Le libéralisme n’est pas à venir, il n’est pas un avenir, il est déjà venu, et ce que l’on connaît depuis des décennies de politique maastrichtienne, c’est son produit : fermeture des écoles, réduction des services publics, privatisations généralisées, ubérisation forcenée, marchandisation généralisée. On loue les utérus, on achète et on vend des enfants, on délègue l’affection aux personnels soignants dans les hospices, on paie les nounous dans les crèches et les aides-soignantes dans les Ehpad qui doivent être rentables. On ferme les casernes, on réduit les budgets de l’armée, on supprime les commissariats de proximité, idem avec les gendarmeries de campagne, au nom de la rentabilité libérale !  

LE FIGARO MAGAZINE. – Mais n’y a-t-il pas plusieurs formes de libéralisme ?  

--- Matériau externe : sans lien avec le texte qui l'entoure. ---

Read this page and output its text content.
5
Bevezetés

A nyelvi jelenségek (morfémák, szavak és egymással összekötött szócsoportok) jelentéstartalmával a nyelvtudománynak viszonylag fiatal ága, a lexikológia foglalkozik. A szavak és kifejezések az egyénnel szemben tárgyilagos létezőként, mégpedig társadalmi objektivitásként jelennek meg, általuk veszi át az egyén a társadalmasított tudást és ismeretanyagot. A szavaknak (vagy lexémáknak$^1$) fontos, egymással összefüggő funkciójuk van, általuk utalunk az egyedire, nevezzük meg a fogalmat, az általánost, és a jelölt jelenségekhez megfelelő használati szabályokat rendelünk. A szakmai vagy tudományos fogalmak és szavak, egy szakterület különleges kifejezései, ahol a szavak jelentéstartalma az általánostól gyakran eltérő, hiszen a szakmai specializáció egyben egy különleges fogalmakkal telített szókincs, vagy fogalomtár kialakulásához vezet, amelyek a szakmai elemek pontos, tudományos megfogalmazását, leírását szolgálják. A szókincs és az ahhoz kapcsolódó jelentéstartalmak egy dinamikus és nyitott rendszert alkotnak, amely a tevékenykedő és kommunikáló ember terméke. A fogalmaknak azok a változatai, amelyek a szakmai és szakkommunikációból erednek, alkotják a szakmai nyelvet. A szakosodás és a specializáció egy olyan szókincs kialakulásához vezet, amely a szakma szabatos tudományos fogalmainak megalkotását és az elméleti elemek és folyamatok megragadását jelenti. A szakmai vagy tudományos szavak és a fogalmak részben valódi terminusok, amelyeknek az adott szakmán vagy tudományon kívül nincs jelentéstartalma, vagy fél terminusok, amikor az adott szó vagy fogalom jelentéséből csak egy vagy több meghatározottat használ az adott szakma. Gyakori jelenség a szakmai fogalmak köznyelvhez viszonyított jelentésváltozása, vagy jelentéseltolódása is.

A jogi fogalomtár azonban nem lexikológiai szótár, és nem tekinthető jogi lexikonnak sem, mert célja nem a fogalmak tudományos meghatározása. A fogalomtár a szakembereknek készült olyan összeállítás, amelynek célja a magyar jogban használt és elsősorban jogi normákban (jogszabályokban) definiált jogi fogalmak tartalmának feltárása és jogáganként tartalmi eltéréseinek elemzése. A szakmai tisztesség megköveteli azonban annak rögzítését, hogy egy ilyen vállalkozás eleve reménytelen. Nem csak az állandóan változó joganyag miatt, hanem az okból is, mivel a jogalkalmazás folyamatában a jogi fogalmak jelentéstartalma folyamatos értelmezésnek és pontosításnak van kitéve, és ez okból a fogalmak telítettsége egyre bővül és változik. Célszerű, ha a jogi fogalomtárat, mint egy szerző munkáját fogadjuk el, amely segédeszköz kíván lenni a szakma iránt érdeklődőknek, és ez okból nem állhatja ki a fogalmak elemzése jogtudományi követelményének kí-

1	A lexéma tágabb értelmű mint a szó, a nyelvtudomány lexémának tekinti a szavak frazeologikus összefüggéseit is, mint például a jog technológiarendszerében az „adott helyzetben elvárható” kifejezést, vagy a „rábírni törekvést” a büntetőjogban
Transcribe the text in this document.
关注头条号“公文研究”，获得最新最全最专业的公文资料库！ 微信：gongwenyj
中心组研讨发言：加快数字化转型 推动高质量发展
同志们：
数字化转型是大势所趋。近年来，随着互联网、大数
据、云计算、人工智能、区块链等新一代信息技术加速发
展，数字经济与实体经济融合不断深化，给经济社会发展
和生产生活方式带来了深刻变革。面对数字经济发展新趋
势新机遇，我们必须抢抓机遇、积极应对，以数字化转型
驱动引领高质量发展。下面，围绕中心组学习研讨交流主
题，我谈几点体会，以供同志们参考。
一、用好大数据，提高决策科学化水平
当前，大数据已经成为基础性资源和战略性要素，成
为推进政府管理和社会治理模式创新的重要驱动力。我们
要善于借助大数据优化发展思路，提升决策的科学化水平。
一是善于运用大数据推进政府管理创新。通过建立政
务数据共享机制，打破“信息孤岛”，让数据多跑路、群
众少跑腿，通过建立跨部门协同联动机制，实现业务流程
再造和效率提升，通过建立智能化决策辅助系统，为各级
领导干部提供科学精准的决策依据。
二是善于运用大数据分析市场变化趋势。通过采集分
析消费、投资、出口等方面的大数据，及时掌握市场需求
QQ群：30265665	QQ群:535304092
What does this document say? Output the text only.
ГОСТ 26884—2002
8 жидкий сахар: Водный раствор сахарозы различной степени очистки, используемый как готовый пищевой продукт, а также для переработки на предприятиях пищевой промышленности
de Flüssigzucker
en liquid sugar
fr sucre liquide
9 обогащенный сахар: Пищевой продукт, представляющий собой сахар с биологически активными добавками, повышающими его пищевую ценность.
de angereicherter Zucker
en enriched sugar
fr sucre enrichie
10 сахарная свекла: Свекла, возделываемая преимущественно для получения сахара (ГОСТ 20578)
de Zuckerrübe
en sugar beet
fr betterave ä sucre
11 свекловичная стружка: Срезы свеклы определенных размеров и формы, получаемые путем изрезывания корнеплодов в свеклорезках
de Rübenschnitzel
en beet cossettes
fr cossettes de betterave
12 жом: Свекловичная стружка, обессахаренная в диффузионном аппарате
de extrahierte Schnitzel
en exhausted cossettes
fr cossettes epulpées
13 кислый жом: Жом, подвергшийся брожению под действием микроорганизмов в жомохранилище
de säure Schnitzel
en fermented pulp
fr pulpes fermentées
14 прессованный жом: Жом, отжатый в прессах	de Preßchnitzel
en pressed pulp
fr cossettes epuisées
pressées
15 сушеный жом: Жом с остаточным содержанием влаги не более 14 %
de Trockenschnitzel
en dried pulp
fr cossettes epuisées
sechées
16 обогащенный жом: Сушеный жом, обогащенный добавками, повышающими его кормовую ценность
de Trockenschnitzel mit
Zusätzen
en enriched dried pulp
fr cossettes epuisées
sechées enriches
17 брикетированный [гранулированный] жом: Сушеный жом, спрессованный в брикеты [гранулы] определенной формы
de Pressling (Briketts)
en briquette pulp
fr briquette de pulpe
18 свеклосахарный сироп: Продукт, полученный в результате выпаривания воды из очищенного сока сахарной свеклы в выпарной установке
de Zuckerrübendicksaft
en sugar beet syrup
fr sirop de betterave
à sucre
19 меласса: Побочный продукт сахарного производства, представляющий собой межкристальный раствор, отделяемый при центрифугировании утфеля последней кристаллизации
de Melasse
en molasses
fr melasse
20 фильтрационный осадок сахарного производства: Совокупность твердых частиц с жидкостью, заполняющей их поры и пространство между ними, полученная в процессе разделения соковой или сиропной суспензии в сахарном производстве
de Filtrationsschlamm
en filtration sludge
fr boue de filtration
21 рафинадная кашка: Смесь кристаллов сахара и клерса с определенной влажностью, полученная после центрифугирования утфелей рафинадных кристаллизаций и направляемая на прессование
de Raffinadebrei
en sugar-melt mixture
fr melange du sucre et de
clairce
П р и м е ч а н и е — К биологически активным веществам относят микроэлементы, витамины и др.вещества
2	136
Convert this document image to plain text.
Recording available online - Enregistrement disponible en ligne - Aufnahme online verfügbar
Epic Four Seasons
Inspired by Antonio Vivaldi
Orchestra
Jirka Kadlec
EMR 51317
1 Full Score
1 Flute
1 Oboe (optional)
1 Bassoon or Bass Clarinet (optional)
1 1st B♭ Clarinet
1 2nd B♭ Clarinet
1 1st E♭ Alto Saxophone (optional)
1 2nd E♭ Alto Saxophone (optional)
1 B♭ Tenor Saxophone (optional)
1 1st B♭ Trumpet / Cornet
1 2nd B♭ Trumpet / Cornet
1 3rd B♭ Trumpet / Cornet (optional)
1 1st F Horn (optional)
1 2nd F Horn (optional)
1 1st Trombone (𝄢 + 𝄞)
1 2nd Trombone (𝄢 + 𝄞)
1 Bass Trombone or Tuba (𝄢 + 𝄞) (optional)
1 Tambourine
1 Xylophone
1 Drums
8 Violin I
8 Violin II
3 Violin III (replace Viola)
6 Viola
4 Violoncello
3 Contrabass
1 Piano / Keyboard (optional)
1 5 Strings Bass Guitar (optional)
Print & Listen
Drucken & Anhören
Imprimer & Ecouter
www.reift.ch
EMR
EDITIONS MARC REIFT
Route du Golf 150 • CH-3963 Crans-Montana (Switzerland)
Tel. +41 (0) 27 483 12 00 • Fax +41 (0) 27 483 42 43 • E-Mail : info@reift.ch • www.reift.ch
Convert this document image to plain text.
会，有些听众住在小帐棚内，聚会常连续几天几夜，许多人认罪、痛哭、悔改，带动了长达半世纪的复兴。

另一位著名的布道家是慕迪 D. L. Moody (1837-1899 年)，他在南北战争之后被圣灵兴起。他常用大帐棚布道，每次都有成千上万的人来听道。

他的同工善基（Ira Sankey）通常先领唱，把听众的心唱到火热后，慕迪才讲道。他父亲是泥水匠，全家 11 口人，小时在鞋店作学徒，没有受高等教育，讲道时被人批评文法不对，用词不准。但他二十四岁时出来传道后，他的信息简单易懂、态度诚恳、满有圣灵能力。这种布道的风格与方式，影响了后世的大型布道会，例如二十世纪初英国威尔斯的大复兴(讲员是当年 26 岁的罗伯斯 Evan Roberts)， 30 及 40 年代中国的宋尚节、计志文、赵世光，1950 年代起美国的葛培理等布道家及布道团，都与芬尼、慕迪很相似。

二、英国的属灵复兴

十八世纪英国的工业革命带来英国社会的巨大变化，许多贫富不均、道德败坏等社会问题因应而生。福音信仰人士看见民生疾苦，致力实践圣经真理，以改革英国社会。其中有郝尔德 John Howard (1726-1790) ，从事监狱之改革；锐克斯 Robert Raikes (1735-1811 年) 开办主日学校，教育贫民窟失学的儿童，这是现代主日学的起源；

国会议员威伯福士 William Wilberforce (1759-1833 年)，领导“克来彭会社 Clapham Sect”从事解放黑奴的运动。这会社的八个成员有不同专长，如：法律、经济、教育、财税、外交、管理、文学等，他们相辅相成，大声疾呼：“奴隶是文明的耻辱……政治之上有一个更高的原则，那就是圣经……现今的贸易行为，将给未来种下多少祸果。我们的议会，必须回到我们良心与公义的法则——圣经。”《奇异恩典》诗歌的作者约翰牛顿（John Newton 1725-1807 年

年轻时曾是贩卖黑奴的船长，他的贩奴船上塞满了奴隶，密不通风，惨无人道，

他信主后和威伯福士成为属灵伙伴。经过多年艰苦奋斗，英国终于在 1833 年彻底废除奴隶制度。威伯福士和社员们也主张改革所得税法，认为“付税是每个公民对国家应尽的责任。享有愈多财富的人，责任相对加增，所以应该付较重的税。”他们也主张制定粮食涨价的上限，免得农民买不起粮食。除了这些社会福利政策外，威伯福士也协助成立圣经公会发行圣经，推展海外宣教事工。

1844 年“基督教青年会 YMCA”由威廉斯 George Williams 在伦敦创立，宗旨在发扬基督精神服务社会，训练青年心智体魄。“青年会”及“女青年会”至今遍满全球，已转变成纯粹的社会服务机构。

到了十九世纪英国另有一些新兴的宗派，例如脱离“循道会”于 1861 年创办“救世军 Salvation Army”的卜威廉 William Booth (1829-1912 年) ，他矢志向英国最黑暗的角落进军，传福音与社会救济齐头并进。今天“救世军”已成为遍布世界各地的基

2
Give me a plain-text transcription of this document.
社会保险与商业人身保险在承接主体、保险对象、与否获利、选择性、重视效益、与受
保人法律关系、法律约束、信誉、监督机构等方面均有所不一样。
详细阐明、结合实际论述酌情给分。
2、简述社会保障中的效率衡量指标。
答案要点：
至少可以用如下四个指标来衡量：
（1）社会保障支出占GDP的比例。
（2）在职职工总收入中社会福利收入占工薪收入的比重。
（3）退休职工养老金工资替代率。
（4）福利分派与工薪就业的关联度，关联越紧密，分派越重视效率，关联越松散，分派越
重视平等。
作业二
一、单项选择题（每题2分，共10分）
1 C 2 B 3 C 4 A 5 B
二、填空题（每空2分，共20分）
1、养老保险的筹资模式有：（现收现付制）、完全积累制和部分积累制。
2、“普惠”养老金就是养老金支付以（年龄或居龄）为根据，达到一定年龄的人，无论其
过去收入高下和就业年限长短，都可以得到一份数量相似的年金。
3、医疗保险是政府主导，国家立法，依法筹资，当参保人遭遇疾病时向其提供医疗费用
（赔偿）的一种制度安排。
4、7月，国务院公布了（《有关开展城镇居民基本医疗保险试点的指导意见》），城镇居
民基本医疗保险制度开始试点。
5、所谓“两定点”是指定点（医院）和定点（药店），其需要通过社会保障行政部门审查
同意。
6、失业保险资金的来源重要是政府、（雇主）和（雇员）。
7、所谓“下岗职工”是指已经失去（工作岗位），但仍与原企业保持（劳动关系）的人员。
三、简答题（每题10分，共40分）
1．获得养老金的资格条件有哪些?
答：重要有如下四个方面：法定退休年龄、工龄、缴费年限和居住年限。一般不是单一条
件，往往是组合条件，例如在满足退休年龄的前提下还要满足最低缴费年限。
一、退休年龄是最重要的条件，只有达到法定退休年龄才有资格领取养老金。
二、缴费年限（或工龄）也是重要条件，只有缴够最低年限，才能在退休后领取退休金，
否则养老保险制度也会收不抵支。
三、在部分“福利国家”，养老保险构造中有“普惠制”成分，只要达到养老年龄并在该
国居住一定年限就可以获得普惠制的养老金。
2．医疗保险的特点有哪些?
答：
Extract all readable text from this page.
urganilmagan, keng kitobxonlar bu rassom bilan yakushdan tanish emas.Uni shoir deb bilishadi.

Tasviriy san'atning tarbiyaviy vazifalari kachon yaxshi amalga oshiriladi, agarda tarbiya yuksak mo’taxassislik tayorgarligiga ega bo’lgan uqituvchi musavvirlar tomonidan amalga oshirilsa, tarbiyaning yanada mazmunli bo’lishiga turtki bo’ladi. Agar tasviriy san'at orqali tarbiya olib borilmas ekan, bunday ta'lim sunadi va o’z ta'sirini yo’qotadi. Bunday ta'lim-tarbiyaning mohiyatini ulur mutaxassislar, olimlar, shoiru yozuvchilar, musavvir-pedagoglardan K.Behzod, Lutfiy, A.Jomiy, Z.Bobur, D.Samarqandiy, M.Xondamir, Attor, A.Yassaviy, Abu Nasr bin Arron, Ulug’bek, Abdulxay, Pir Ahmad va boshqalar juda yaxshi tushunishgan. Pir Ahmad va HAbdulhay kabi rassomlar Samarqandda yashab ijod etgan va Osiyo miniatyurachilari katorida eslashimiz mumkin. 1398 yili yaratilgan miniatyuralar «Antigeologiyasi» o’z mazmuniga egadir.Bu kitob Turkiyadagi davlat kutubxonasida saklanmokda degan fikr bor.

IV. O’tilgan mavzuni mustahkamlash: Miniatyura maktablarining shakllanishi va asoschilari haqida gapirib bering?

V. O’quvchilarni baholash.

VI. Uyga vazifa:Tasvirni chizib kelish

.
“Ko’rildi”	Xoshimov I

D. L. – Bien sûr, mais moi je suis un praticien. Un praticien de l’entreprise, de la débrouille, de gérer une commune, d’essayer d’optimiser des contraintes et de produire des choses. Mais pour répondre sur le terrain théorique, jamais dans la pensée libérale il n’y a eu une opposition à l’État, puisque c’est la pensée libérale qui invente les lois antitrusts par exemple. Le libéralisme consiste à dire que l’individu doit avoir le maximum de liberté de choix tant qu’il n’empiète pas sur la vie des autres. Et pour éviter qu’il empiète sur la vie des autres, il y a une autorité légitime qui s’appelle l’État.  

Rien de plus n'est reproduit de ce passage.